Testament Muster stiftung warentest

Unter dem Begriff „Behindertentestament“ ist eine effektive Gestaltungsmöglichkeit entstanden, um diese Zugriffsmöglichkeit zu begrenzen. Das während des Lebens erarbeitete Familienvermögen soll soweit als möglich der eigenen Familie und den folgenden Generationen erhalten bleiben und dem Zugriff bzw. Regress des Sozialhilfeträgers nach dem Tod eines Elternteils entzogen werden. Ausgangspunkt dieser Testamentsgestaltung ist die Tatsache, dass das Eigenvermögen des behinderten Kindes mit dem Nachlass der Eltern im Erbfall zu einer Einheit verschmilzt. Deshalb kann der Sozialhilfeträger auch auf die Erbschaft des Hilfeempfängers zugreifen. Es gilt daher, diese Verschmelzung von Eigenvermögen und Nachlass zu verhindern, aber dennoch dem behinderten Kind aus dem Nachlass etwas zukommen zu lassen.
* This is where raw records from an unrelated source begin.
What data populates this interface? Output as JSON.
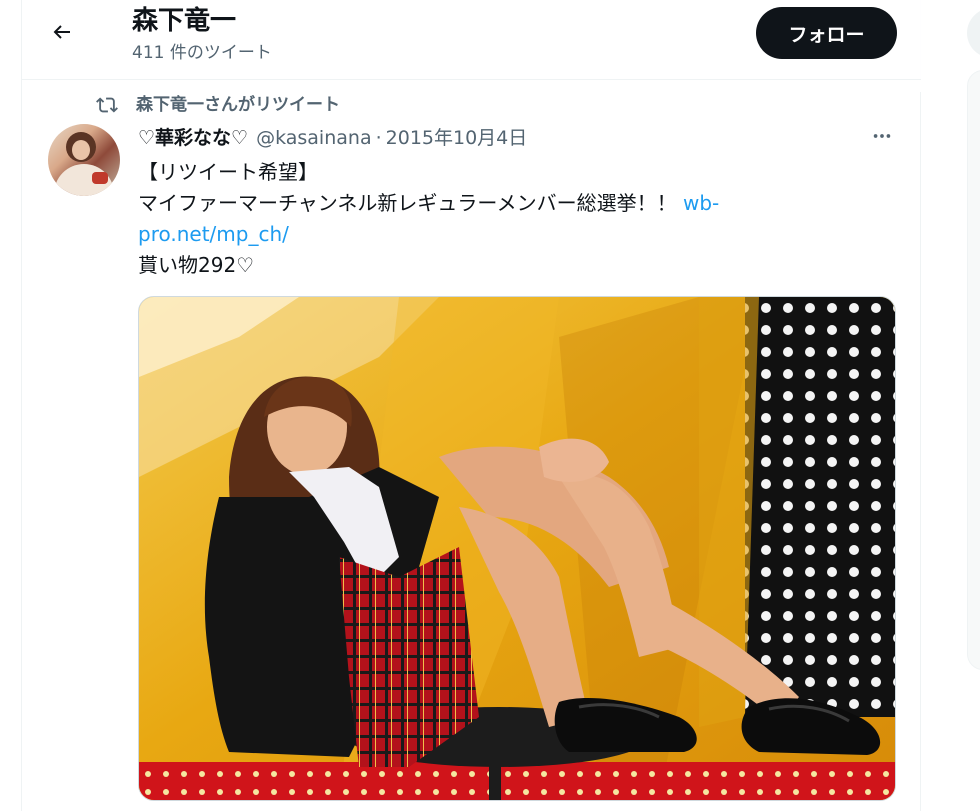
{
  "header": {
    "title": "森下竜一",
    "tweet_count": "411 件のツイート",
    "follow_label": "フォロー"
  },
  "retweet": {
    "text": "森下竜一さんがリツイート"
  },
  "tweet": {
    "author_name": "♡華彩なな♡",
    "handle": "@kasainana",
    "separator": "·",
    "date": "2015年10月4日",
    "lines": {
      "l1": "【リツイート希望】",
      "l2_text": "マイファーマーチャンネル新レギュラーメンバー総選挙！！ ",
      "l2_link": "wb-",
      "l3_link": "pro.net/mp_ch/",
      "l4": "貰い物292♡"
    },
    "media_alt": "photo"
  },
  "icons": {
    "back": "arrow-left-icon",
    "retweet": "retweet-icon",
    "more": "more-horizontal-icon"
  },
  "colors": {
    "text": "#0f1419",
    "secondary": "#536471",
    "link": "#1d9bf0",
    "follow_bg": "#0f1419",
    "border": "#eff3f4"
  }
}
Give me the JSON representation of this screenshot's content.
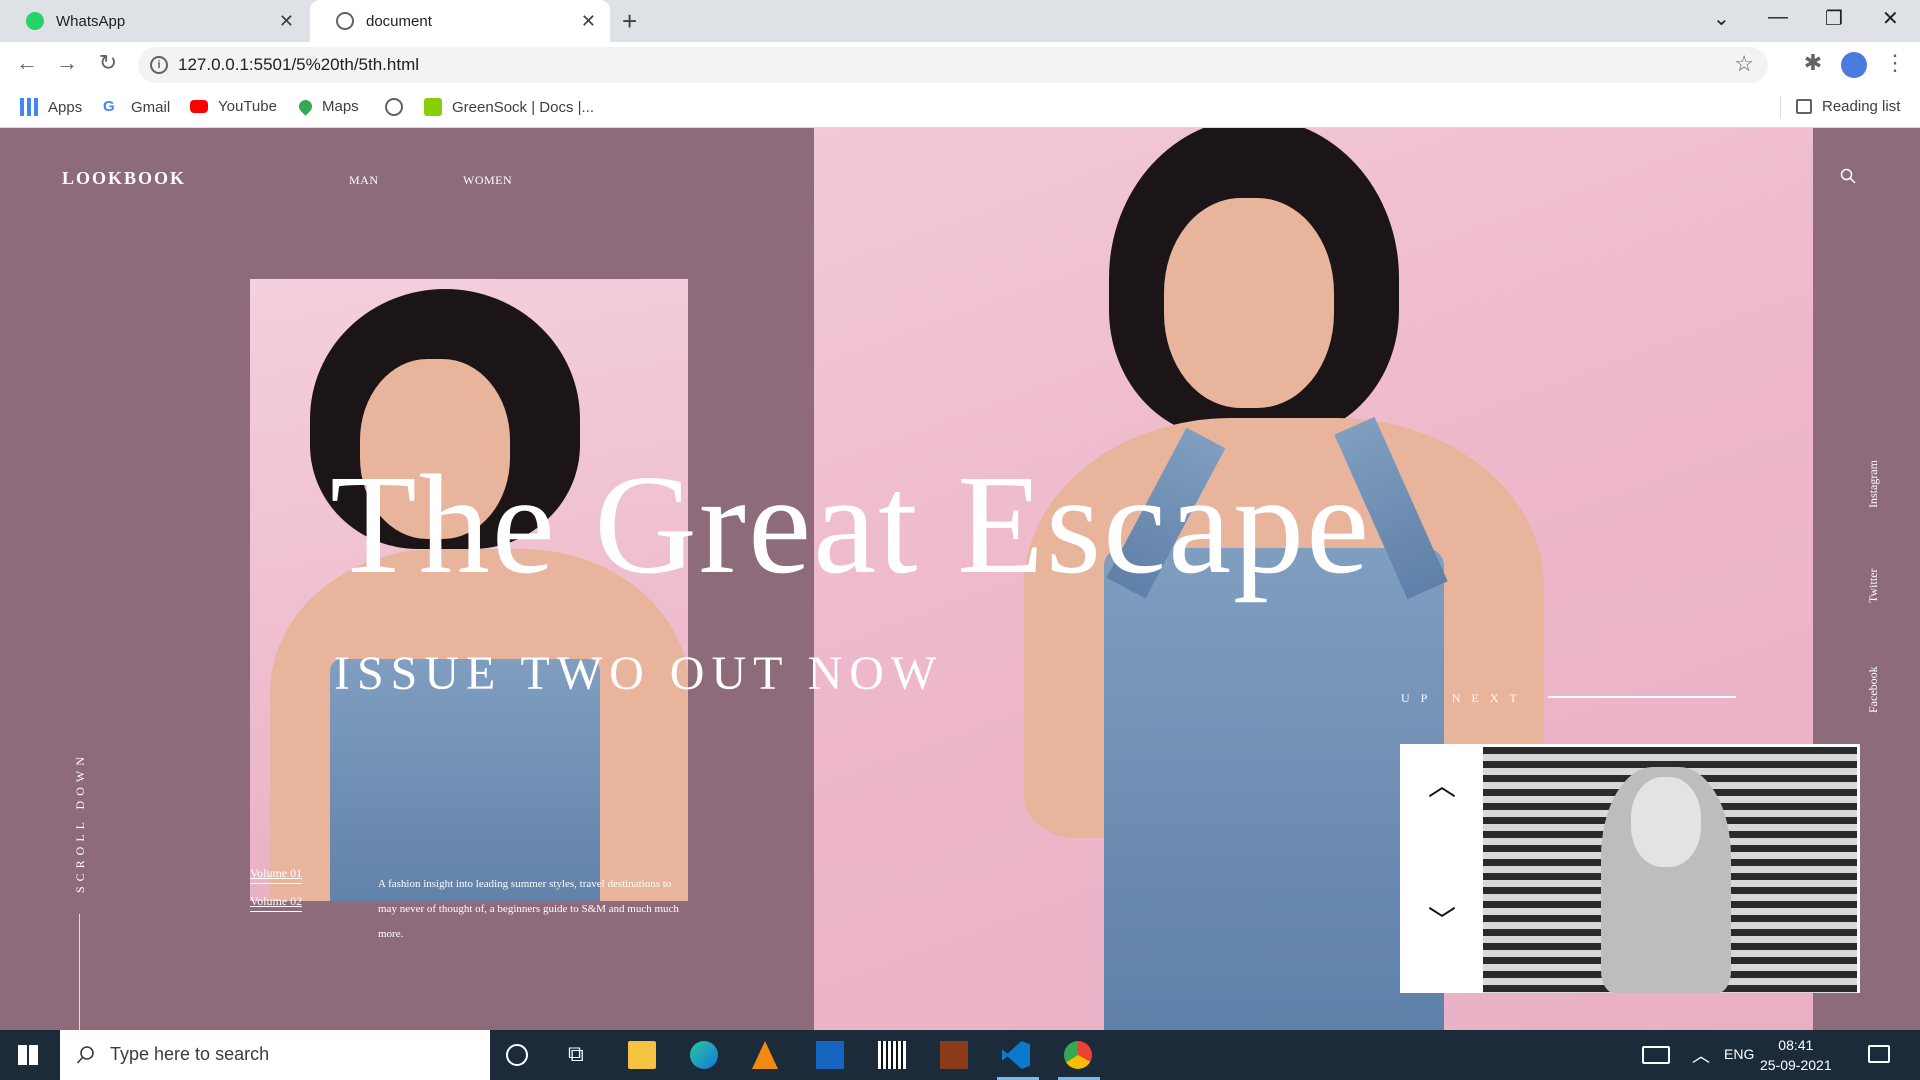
{
  "browser": {
    "tabs": [
      {
        "label": "WhatsApp",
        "icon": "whatsapp-icon",
        "color": "#25d366"
      },
      {
        "label": "document",
        "icon": "globe-icon",
        "active": true
      }
    ],
    "url": "127.0.0.1:5501/5%20th/5th.html",
    "bookmarks": [
      {
        "label": "Apps",
        "icon": "apps-grid-icon"
      },
      {
        "label": "Gmail",
        "icon": "google-icon"
      },
      {
        "label": "YouTube",
        "icon": "youtube-icon"
      },
      {
        "label": "Maps",
        "icon": "maps-pin-icon"
      },
      {
        "label": "",
        "icon": "globe-icon"
      },
      {
        "label": "GreenSock | Docs |...",
        "icon": "greensock-icon"
      }
    ],
    "reading_list": "Reading list"
  },
  "site": {
    "logo": "LOOKBOOK",
    "nav": [
      "MAN",
      "WOMEN"
    ],
    "hero_title": "The Great Escape",
    "hero_subtitle": "ISSUE TWO OUT NOW",
    "scroll_label": "SCROLL DOWN",
    "volumes": [
      "Volume 01",
      "Volume 02"
    ],
    "description": "A fashion insight into leading summer styles, travel destinations to may never of thought of, a beginners guide to S&M and much much more.",
    "up_next": "UP NEXT",
    "social": [
      "Instagram",
      "Twitter",
      "Facebook"
    ],
    "colors": {
      "background": "#8d6b7b",
      "hero_pink": "#eeb8cb",
      "text": "#ffffff"
    }
  },
  "taskbar": {
    "search_placeholder": "Type here to search",
    "language": "ENG",
    "time": "08:41",
    "date": "25-09-2021"
  }
}
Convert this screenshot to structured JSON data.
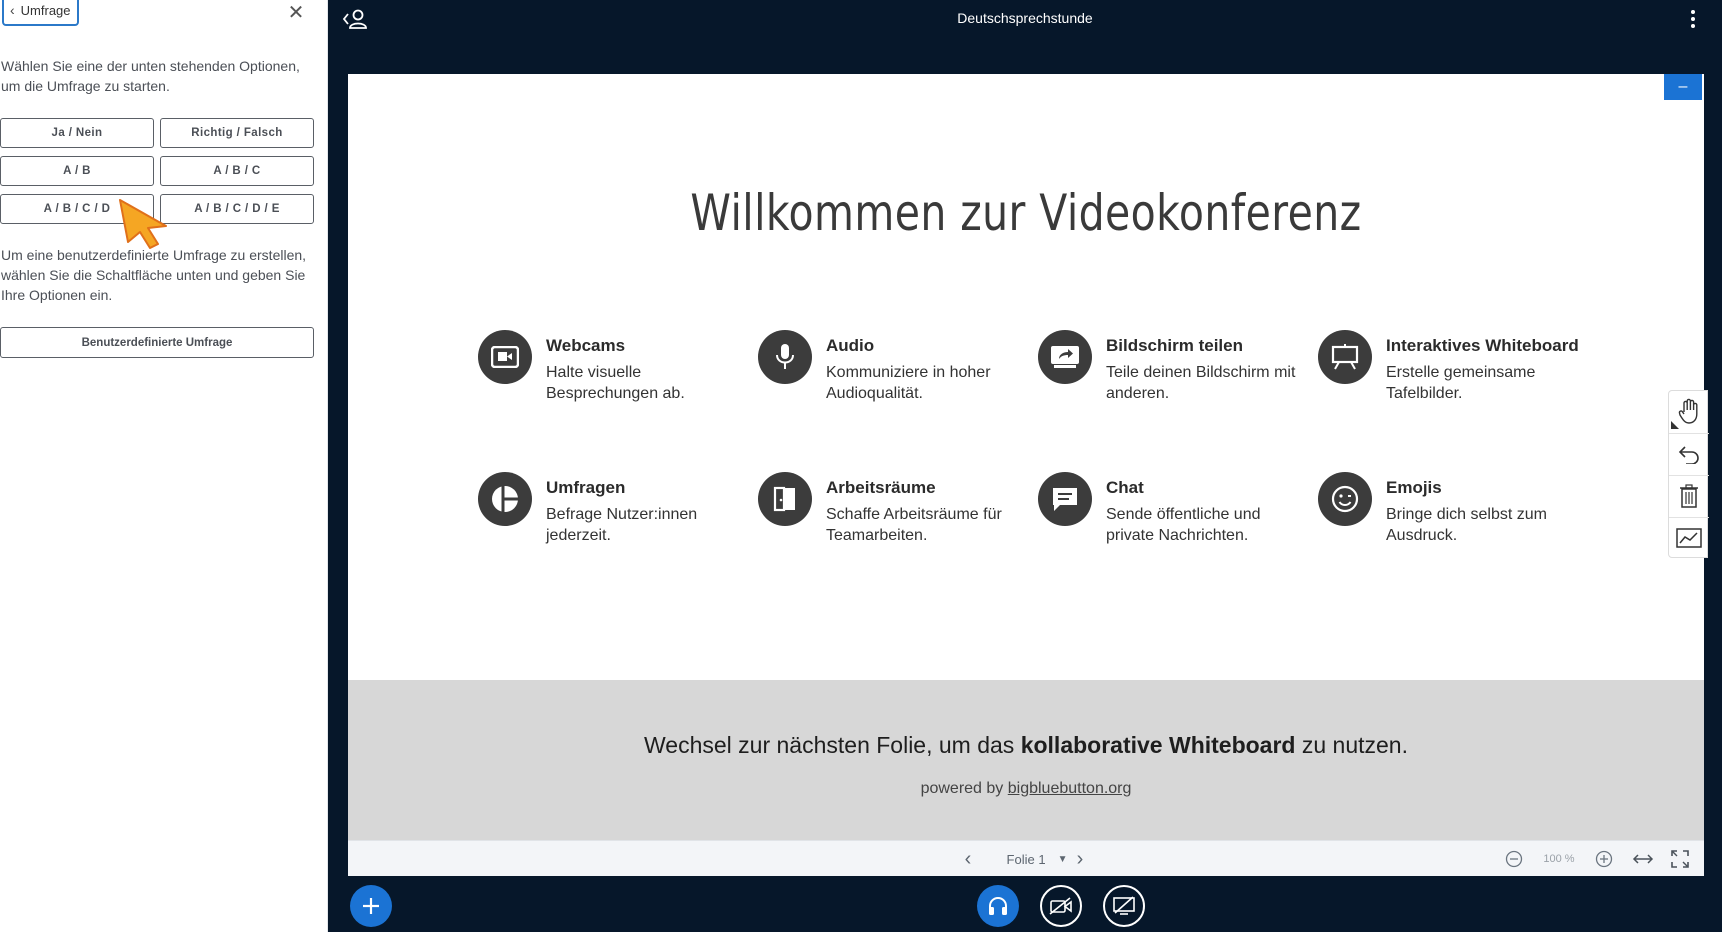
{
  "sidebar": {
    "back_label": "Umfrage",
    "intro": "Wählen Sie eine der unten stehenden Optionen, um die Umfrage zu starten.",
    "options": [
      "Ja / Nein",
      "Richtig / Falsch",
      "A / B",
      "A / B / C",
      "A / B / C / D",
      "A / B / C / D / E"
    ],
    "custom_intro": "Um eine benutzerdefinierte Umfrage zu erstellen, wählen Sie die Schaltfläche unten und geben Sie Ihre Optionen ein.",
    "custom_button": "Benutzerdefinierte Umfrage"
  },
  "topbar": {
    "title": "Deutschsprechstunde"
  },
  "slide": {
    "title": "Willkommen zur Videokonferenz",
    "features": [
      {
        "title": "Webcams",
        "desc": "Halte visuelle Besprechungen ab.",
        "icon": "webcam-icon"
      },
      {
        "title": "Audio",
        "desc": "Kommuniziere in hoher Audioqualität.",
        "icon": "microphone-icon"
      },
      {
        "title": "Bildschirm teilen",
        "desc": "Teile deinen Bildschirm mit anderen.",
        "icon": "screen-share-icon"
      },
      {
        "title": "Interaktives Whiteboard",
        "desc": "Erstelle gemeinsame Tafelbilder.",
        "icon": "whiteboard-icon"
      },
      {
        "title": "Umfragen",
        "desc": "Befrage Nutzer:innen jederzeit.",
        "icon": "poll-icon"
      },
      {
        "title": "Arbeitsräume",
        "desc": "Schaffe Arbeitsräume für Teamarbeiten.",
        "icon": "breakout-room-icon"
      },
      {
        "title": "Chat",
        "desc": "Sende öffentliche und private Nachrichten.",
        "icon": "chat-icon"
      },
      {
        "title": "Emojis",
        "desc": "Bringe dich selbst zum Ausdruck.",
        "icon": "emoji-icon"
      }
    ],
    "footer_pre": "Wechsel zur nächsten Folie, um das ",
    "footer_bold": "kollaborative Whiteboard",
    "footer_post": " zu nutzen.",
    "powered_by": "powered by ",
    "powered_link": "bigbluebutton.org"
  },
  "controls": {
    "slide_label": "Folie 1",
    "zoom_label": "100 %"
  },
  "colors": {
    "accent": "#1b73d4",
    "background": "#06172a",
    "cursor": "#f5a623"
  }
}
Muster „Ehegattentestament mit Vermächtnis zugunsten des Ehegatten“ Die genaue Ausgestaltung der Handlungsbefugnis des Testamentsvollstreckers und die Fassung seiner Aufgabenbereiche stellen ein Hauptproblem des so genannten „Behindertentestaments“ dar. Als Testamentsvollstrecker sollte – soweit möglich – ein Familienangehöriger eingesetzt werden um zu vermeiden, dass familienfremde Dritte Einblick in die Vermögensverhältnisse der eigenen Familie erhalten. Das gemeinschaftliche Testament unterscheidet sich vor allem dadurch vom Einzeltestament, dass es nur von zwei miteinander verheirateten bzw. in einer eingetragenen Lebenspartnerschaft lebenden Personen aufgesetzt werden kann.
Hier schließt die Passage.